67 g (90% yield) are obtained. A sample of the free base is converted to the hydrochloride salt with ethanolic hydrogen chloride in ethanol to give analytically pure 3- (1-piperazinyl) -2,1-benzisothiazole dihydrochloride. Melting point 274-2
76 ° C (decomposition).

(B) The title product dihydrochloride dihydrate 3- (1-piperazinyl) in 100 ml acetonitrile.
-2,1-benzisothiazole (4.0 g, 0.01
8 mol), 8- (4-bromobutyl) -8-azaspiro [4.5] decane-7,9-dione (5.5 g, 0.0
18 mol), anhydrous potassium carbonate (4.98 g, 0.03)
6 mol) and potassium iodide (0.83 g, 0.00
The mixture (5 mol) is stirred at reflux temperature for 20 hours.
The reaction mixture is filtered, concentrated in vacuo and the residue triturated with ether to give 7.38 g (93% yield) of the title compound free base. The free base was converted to the hydrochloride with ethanolic hydrogen chloride in ethanol and crystallized from ethanol to give analytically pure 8- [4- [4- (2,1-benzisothiazol-3-yl) -1-piperazinyl. ] Butyl] -8-azaspiro [4.5] decane-7,9-dione dihydrochloride hemihydrate (5.34 g, yield 57%) is obtained. Melting point 225-227 [deg.] C (decomposition).

[0133]

[Formula 19]

Example 17 8- [4- [4- (6-chloro-1,2-benzisoxazol-3-yl) -1-piperazinyl] butyl]-
8-azaspiro [4.5] decane-7,9-dione

[0135]

[Chemical 44]

(A) 3- (1-Piperazinyl) -6-chloro-1,2-benzisoxazole 3,6-dichloro-1,2-benzisoxazole and piperazine according to the procedure of Example 2. The mixture is allowed to react. 3- (1-piperazinyl) -6-chloro-1,2-
The benzisoxazole intermediate is isolated with a yield of 79% and is used without further purification.

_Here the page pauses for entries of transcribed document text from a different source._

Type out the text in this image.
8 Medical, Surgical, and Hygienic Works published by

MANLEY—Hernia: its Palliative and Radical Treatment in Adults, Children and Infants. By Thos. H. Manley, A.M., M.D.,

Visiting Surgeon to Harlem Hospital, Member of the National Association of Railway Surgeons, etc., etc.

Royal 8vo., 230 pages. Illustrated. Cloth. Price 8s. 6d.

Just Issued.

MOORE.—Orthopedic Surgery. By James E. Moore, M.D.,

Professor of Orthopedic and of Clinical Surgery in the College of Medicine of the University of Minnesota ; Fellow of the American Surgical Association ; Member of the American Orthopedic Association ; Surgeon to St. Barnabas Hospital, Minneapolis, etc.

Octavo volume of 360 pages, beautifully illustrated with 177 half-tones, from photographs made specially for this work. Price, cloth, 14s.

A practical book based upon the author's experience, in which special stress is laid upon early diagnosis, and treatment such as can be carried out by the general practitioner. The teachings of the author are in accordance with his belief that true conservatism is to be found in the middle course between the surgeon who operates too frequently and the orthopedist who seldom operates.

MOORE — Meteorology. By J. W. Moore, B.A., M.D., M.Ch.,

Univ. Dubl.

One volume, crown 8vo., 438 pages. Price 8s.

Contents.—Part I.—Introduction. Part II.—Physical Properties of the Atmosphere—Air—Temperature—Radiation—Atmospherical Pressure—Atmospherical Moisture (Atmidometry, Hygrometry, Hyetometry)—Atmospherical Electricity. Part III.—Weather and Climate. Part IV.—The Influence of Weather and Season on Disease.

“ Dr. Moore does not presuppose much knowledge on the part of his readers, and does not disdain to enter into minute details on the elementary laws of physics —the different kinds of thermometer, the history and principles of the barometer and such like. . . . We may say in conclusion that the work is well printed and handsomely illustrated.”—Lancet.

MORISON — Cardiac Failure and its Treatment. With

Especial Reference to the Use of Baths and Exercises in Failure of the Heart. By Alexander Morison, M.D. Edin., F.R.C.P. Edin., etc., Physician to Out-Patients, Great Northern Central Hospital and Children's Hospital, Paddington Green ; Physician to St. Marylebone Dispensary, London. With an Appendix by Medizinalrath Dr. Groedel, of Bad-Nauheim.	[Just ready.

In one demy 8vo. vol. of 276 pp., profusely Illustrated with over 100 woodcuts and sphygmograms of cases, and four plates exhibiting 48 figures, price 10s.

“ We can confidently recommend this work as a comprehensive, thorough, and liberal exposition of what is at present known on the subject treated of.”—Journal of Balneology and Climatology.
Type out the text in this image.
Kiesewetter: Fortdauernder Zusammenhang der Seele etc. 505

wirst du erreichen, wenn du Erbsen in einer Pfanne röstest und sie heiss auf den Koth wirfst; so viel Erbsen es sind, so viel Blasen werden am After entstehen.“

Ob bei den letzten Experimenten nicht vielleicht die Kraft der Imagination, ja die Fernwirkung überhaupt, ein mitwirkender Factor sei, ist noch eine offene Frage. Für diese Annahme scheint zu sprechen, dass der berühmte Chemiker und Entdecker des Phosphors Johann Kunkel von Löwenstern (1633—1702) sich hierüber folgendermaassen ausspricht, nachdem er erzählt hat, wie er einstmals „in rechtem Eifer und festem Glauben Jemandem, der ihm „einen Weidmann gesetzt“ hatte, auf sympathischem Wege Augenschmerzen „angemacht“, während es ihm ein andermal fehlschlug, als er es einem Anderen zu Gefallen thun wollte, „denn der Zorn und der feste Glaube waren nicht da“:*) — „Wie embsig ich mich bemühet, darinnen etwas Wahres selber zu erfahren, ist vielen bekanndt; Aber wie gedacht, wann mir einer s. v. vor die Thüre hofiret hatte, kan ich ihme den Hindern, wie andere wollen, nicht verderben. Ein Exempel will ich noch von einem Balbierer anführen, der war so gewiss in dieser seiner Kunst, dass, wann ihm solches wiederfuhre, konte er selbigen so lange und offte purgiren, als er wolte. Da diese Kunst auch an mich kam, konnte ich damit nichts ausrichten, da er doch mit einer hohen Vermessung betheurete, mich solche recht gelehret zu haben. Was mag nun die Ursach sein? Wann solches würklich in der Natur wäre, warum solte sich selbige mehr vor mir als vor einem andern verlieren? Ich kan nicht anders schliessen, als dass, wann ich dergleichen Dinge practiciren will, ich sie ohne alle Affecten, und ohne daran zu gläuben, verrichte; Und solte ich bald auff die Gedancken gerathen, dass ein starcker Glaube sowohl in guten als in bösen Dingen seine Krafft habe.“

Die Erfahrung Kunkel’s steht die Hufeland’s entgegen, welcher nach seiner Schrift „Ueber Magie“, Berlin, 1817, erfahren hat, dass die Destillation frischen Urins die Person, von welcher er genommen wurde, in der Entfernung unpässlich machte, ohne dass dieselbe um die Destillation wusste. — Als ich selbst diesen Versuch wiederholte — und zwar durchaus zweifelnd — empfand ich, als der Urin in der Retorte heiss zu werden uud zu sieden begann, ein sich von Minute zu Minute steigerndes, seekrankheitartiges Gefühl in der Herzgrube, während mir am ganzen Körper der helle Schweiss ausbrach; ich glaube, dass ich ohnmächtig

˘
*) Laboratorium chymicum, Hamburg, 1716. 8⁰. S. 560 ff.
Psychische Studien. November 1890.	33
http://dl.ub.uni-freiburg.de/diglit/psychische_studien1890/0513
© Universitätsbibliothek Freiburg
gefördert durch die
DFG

(B) Title product 8- (4-Bromobutyl) -8 according to the procedure of Example 3.
-Azaspiro [4.5] decane-7,9-dione (2.
03 g, 0.067 mol) was added to -3- (1-piperazinyl) -6-1,2-benzisothiazole (1.6 g,
0.067 mol) gives a crude base which is converted to the hydrochloride salt and crystallized from ethanol. The salt is taken up in water and made basic with ammonium hydroxide to give the free base, which is crystallized from isopropanol to give analytically pure 8- [4- (6-chloro-
0.3 g of 1,2-benzisoxazol-3-yl) -1-piperazinyl] butyl] -8-azaspiro [4.5] decane-7,9-dione (yield 10%) is obtained.
Melting point 127.5-128.5 [deg.] C.

[0138]

[Equation 20]

─────────────────────────────────────────────────── ─── Continuation of the front page (51) Int.Cl. ⁵ Identification code Office reference number FI technical display location A61K 31/44 AAC 31/495 7252-4C 31/505 7252-4C 31/53 7252-4C C07D 413 / 12 8829-4C 417/12 9051-4C (72) Inventor J. Joseph P. Yebitz, Newburgh, IN, USA 8366

Claims (3)

[Claims] 1. Formula (III): A piperazine heterocyclic compound having the formula: Y is oxygen or sulfur, and Z is hydrogen or halogen. 2. The compound according to claim 1, which is 3- (1-piperazinyl) -1,2-benzisothiazole. 3. The compound according to claim 1, which is 3- (1-piperazinyl) -1,2-benzisoxazole.